Generally, websites with fast loading pages will get a higher ranking in search results than those of the same quality content but with slower page speeds. Google will apply the speed-ranking factor to all mobile pages regardless of the technology used to build the page.
The Speed Update, as Google is calling it, is designed to encourage website owners to optimize their sites for mobile use at a time when a growing number of people have begun using smartphones and tablets to browse and search online. Google has been using site speed as a ranking factor for desktop search since 2010.
Even after the change kicks in, Google will continue to consider search query intent when ranking pages in mobile search. So a slow page still has the potential to rank highly in search results if the content is strong and relevant enough to the query, the company said.
The inclusion of speed as a ranking factor for mobile search will “only affect pages that deliver the slowest experience to users and will only affect a small percentage of queries,” Google engineers Zhiheng Wang and Doantam Phan said in a Jan. 18 blog.
Wang and Phan encouraged webmasters to review various user experience metrics that Google has made available over the years to figure out how their site performance might be impacting the overall experience of mobile users.
Currently no tool is available that lets website owners figure out if their site will be negatively impacted by the new mobile search ranking factor, the two engineers said.
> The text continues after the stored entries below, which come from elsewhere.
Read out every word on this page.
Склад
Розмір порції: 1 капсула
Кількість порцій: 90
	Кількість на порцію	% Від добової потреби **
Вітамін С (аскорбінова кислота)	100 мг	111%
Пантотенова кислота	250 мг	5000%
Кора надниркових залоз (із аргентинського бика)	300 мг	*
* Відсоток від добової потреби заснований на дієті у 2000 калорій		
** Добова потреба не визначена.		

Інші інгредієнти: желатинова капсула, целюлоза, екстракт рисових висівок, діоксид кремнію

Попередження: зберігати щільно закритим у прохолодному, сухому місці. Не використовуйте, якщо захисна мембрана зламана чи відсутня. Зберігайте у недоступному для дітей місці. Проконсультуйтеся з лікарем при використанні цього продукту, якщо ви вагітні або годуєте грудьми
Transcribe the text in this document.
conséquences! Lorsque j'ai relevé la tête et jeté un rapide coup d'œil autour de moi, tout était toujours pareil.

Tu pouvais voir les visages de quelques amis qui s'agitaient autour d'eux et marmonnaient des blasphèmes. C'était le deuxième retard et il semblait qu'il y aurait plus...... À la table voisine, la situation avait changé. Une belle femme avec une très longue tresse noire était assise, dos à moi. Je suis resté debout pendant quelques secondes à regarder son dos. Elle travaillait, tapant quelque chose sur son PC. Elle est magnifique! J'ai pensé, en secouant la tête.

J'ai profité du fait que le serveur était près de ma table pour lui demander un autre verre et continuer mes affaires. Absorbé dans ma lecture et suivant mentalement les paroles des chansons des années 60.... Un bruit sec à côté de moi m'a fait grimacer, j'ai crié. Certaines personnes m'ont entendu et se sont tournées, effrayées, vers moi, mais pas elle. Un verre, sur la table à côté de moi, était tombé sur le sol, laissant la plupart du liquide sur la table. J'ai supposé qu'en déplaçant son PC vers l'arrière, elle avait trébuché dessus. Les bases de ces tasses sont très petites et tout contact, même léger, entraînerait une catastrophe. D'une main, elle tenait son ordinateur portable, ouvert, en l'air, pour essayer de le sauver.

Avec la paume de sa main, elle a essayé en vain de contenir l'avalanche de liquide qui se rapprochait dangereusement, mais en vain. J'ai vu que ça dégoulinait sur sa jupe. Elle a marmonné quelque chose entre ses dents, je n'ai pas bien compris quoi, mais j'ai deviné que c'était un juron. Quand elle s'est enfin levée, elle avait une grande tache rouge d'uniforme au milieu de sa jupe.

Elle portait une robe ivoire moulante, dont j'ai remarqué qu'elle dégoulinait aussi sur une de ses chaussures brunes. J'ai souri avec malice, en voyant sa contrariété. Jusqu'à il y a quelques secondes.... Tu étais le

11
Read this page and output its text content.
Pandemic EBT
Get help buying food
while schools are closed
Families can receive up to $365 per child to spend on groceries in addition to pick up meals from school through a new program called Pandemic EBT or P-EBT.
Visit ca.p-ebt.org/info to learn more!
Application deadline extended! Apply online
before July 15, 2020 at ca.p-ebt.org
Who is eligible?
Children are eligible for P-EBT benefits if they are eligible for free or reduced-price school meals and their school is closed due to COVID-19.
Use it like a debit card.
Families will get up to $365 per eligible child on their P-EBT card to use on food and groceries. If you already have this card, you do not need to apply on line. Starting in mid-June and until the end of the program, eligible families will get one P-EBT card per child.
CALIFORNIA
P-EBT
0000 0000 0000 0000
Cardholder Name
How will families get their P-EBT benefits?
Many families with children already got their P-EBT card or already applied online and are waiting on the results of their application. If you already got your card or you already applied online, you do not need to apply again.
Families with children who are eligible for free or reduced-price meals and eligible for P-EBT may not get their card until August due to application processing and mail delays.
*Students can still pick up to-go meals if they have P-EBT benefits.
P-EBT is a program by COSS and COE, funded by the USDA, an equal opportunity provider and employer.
But various tools are available to help evaluate mobile page performance, they noted.
One of them is the Chrome User Experience Report, which contains user experience metrics collected from Chrome users on various popular web destinations. The data reflects how mobile users actually experienced popular web destinations and is designed to give webmasters pointers on how to replicate that experience on their own sites.
Another tool that website owners can use to evaluate mobile page performance is called Lighthouse, Wang and Phan said. The automated tool lets site owners audit performance, accessibility and other website performance metrics.
Google has been prepping website owners for the Speed Update for sometime. The company has been using its enormous clout in the search space to get website owners to optimize their pages for mobile use in a variety of ways.
The most notable among them is Accelerated Mobile Pages (AMP) a, Google-led open-source initiative to get websites to implement a lightweight protocol for boosting site performance on mobile devices. Sites that have implemented AMP are now ranked higher in Google’s mobile search results than sites that have not implemented the protocol.
More recently, the company began rolling out mobile-first indexing under which it has begun using the mobile version of a website’s content first when indexing pages for search. Prior to the shift, Google’s search engine crawlers looked at the desktop content first for site indexing. The company has said the shift is necessary to ensure that users searching for content with their mobile devices do not end up on pages that are vastly different from the desktop version.